Паломников больше не было. Мать Анархия потихоньку пользовала травками только обитателей свалки, которые вместо хибарок и халабуд вырыли себе уже основательные землянки, в которых можно было и кое–как перезимовать.
Городские власти поставили тут наблюдательную вышку и вагончик для штатных сторожей, которые приезжали посменно из города. Порядка на старой свалке стало больше.
ГЛАВА 12
Как–то в погожий летний денек Мать Анархия привычным делом разбирала мусор на свалке, и рядом с ней зашевелилась коробка, и внутри нее кто–то пискнул. Крыс старуха не то чтобы сильно боялась, их на свалке было до чертовой погибели, но как–то не по душе ей были эти жадные хвостатые твари. Она хотела разбить коробку, но затем осторожно приоткрыла и ахнула — там лежала новорожденная девочка. Так у Матери Анархии появилась внучка Олька.
Девочка, просто на удивление, выжила. Бабка хоть на харчах со свалки, но подняла ее безо всяких прививок и поливитаминов из аптеки. Вот это уже было настоящее чудо. Расписывать все мытарства Матери Анархии с внучкой — сюжет для полновесного романа, а не для короткой повести. Главное, Олька выросла здоровенькой и довольно справной девочкой для старожилов общежития на свалке, где редкий ребенок выживал до года.
Когда внучке исполнилось семь лет, мать Анархия потеряла покой. Не то что ее пугали слова Достоевского о детях на Сенной площади, «где каждый семилетний развратен и вор». Вряд ли она Достоевского вообще читала, но категорически не пускала внучку играть с беспризорными сверстниками:
— Тебе учиться в школе надо, эти урки малолетние тебя не–таковскому научат.
— Другим девочкам можно, а мне нельзя?
— Пусть все хоть раком станут, а ты шалавой у меня не будешь!
На все скопленные деньги Мать Анархия приодела себя и внучку в долгополые платья, обе вымылись в городской дезстанции, повязались платочками и отправились пешком в ближайший Святомарфинский монастырь.
— Я долго не заживусь на этом свете, а девчонку поднимать некому.
— Без документов принять не имеем права, — уже в третий раз терпеливо втолковывала бабке игуменья Иулиания в строгих очках, какие обычно носят маститые профессора.
— Нету у нее документов и быть не может. Со свалки она.
— Тогда сдайте ее в милицию. Они помесят ее в детдом.
— Знаю я эти детдома. Сама детдомовка. К себе возьмите.
— Но она же некрещеная.
— Кому ее на свалке крестить–то?
— А если ребенок — криминальный?
— Криминальный и есть. Дитя порока. За это ее мать расстрелять мало.
— Ох и не знаю! — рассеянно бросила игуменья и заторопилась к воротам монастыря, куда въехала машина.
Из нее вышел архиерей в будничном подряснике и стал распоряжаться рабочими, которые выгружали какую–то мебель с грузовика. Игуменья присела под владычное благословение, потом стала что–то с жаром выговаривать владыке, показывая на старуху с девочкой.
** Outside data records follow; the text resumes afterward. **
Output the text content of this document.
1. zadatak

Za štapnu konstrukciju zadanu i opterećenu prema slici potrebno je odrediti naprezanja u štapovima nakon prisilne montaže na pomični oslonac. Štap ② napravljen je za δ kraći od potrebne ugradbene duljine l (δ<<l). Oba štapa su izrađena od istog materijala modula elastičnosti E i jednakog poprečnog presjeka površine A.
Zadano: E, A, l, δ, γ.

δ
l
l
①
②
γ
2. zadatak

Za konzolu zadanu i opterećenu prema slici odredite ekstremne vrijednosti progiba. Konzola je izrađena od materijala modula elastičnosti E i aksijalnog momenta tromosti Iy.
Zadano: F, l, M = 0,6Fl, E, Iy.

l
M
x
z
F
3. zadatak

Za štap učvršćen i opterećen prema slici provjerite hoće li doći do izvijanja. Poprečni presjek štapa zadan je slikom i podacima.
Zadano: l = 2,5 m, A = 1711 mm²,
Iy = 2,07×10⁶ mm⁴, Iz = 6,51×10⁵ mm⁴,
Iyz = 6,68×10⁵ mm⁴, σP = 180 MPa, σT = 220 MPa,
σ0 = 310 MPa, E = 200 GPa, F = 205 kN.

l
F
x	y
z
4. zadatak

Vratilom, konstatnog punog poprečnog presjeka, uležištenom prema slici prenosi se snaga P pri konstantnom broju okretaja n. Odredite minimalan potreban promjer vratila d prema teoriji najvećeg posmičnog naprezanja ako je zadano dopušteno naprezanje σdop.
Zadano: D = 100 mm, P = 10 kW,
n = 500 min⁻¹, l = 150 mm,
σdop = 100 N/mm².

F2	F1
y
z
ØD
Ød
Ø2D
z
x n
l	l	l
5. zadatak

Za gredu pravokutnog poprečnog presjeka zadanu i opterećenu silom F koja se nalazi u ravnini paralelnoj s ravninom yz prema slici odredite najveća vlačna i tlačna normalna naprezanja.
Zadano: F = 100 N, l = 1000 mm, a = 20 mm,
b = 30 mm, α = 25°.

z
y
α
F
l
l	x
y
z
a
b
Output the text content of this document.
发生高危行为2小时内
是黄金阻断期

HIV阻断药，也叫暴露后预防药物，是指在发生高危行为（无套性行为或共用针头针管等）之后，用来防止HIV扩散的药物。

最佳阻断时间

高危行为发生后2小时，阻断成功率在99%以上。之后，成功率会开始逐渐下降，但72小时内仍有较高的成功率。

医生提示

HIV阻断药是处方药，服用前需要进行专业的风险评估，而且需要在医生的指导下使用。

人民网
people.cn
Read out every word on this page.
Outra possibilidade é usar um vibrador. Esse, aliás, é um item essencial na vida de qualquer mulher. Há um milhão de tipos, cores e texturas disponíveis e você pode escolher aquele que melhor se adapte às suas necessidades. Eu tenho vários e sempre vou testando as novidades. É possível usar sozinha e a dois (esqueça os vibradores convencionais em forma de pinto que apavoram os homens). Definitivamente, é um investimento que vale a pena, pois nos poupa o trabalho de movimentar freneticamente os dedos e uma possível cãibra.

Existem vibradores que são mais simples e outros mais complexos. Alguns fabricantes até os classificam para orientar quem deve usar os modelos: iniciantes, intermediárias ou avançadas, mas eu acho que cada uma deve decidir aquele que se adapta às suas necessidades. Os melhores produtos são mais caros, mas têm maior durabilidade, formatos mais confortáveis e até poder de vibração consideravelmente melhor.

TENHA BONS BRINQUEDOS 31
Довольно быстро она вернулась.
— Ступай–ступай, мать, отсюда подобру–поздорову — чую, у тебя за плечами нечистый стоит.
— Может, и стоит. Только не во мне вопрос.
— Не место вам в святом монастыре. Иди в милицию, они с вами быстрей общий язык найдут.
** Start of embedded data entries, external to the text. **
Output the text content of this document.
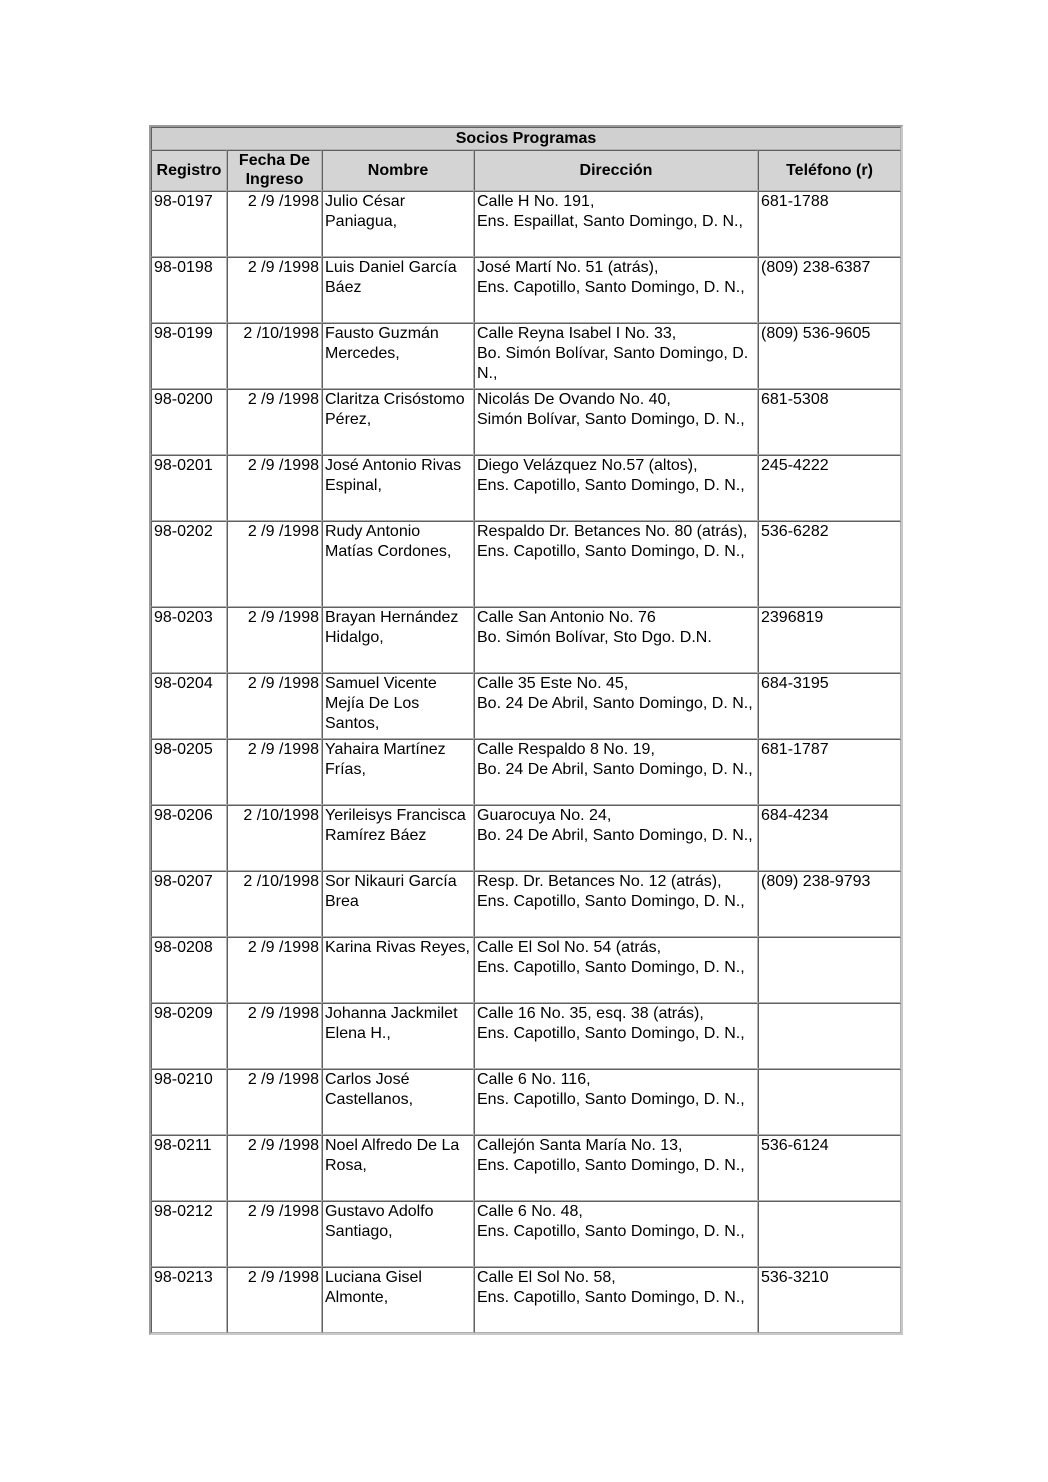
Socios Programas				
Registro	Fecha De
Ingreso	Nombre	Dirección	Teléfono (r)
98-0197	2 /9 /1998	Julio César Paniagua,	Calle H No. 191,
Ens. Espaillat, Santo Domingo, D. N.,	681-1788
98-0198	2 /9 /1998	Luis Daniel García Báez	José Martí No. 51 (atrás),
Ens. Capotillo, Santo Domingo, D. N.,	(809) 238-6387
98-0199	2 /10/1998	Fausto Guzmán Mercedes,	Calle Reyna Isabel I No. 33,
Bo. Simón Bolívar, Santo Domingo, D. N.,	(809) 536-9605
98-0200	2 /9 /1998	Claritza Crisóstomo Pérez,	Nicolás De Ovando No. 40,
Simón Bolívar, Santo Domingo, D. N.,	681-5308
98-0201	2 /9 /1998	José Antonio Rivas Espinal,	Diego Velázquez No.57 (altos),
Ens. Capotillo, Santo Domingo, D. N.,	245-4222
98-0202	2 /9 /1998	Rudy Antonio Matías Cordones,	Respaldo Dr. Betances No. 80 (atrás),
Ens. Capotillo, Santo Domingo, D. N.,	536-6282
98-0203	2 /9 /1998	Brayan Hernández Hidalgo,	Calle San Antonio No. 76
Bo. Simón Bolívar, Sto Dgo. D.N.	2396819
98-0204	2 /9 /1998	Samuel Vicente Mejía De Los Santos,	Calle 35 Este No. 45,
Bo. 24 De Abril, Santo Domingo, D. N.,	684-3195
98-0205	2 /9 /1998	Yahaira Martínez Frías,	Calle Respaldo 8 No. 19,
Bo. 24 De Abril, Santo Domingo, D. N.,	681-1787
98-0206	2 /10/1998	Yerileisys Francisca Ramírez Báez	Guarocuya No. 24,
Bo. 24 De Abril, Santo Domingo, D. N.,	684-4234
98-0207	2 /10/1998	Sor Nikauri García Brea	Resp. Dr. Betances No. 12 (atrás),
Ens. Capotillo, Santo Domingo, D. N.,	(809) 238-9793
98-0208	2 /9 /1998	Karina Rivas Reyes,	Calle El Sol No. 54 (atrás,
Ens. Capotillo, Santo Domingo, D. N.,	

98-0209	2 /9 /1998	Johanna Jackmilet Elena H.,	Calle 16 No. 35, esq. 38 (atrás),
Ens. Capotillo, Santo Domingo, D. N.,	

98-0210	2 /9 /1998	Carlos José Castellanos,	Calle 6 No. 116,
Ens. Capotillo, Santo Domingo, D. N.,	

98-0211	2 /9 /1998	Noel Alfredo De La Rosa,	Callejón Santa María No. 13,
Ens. Capotillo, Santo Domingo, D. N.,	536-6124
98-0212	2 /9 /1998	Gustavo Adolfo Santiago,	Calle 6 No. 48,
Ens. Capotillo, Santo Domingo, D. N.,	

98-0213	2 /9 /1998	Luciana Gisel Almonte,	Calle El Sol No. 58,
Ens. Capotillo, Santo Domingo, D. N.,	536-3210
— Сама я в монастырь не напрашиваюсь. А у вас тут приют для девочек, вот и примите ее без документов и нательного крестика, а то душу загубите.
— Что ты глаголешь, богохульница?
— Душу загубишь, вот что!
Владыка в сопровождении монашек проходил мимо, на бабку с внучкой даже не глядел, а тут вдруг остановился и окинул беглым, но проницательным взором старуху и девочку.
Щеки у игуменьи раскраснелись.
— Не могу я благословить твою внучку на проживание при монастыре — нечестивый ребенок.
— Благослови, — тихо сказал владыка и осенил Ольку с бабкой наперсным крестом.
Архиерей с какой–то доброй хитрецой улыбнулся бабке с внучкой и слегка выставил вперед правую руку, призывая Мать Анархию подойти под пастырское благословение.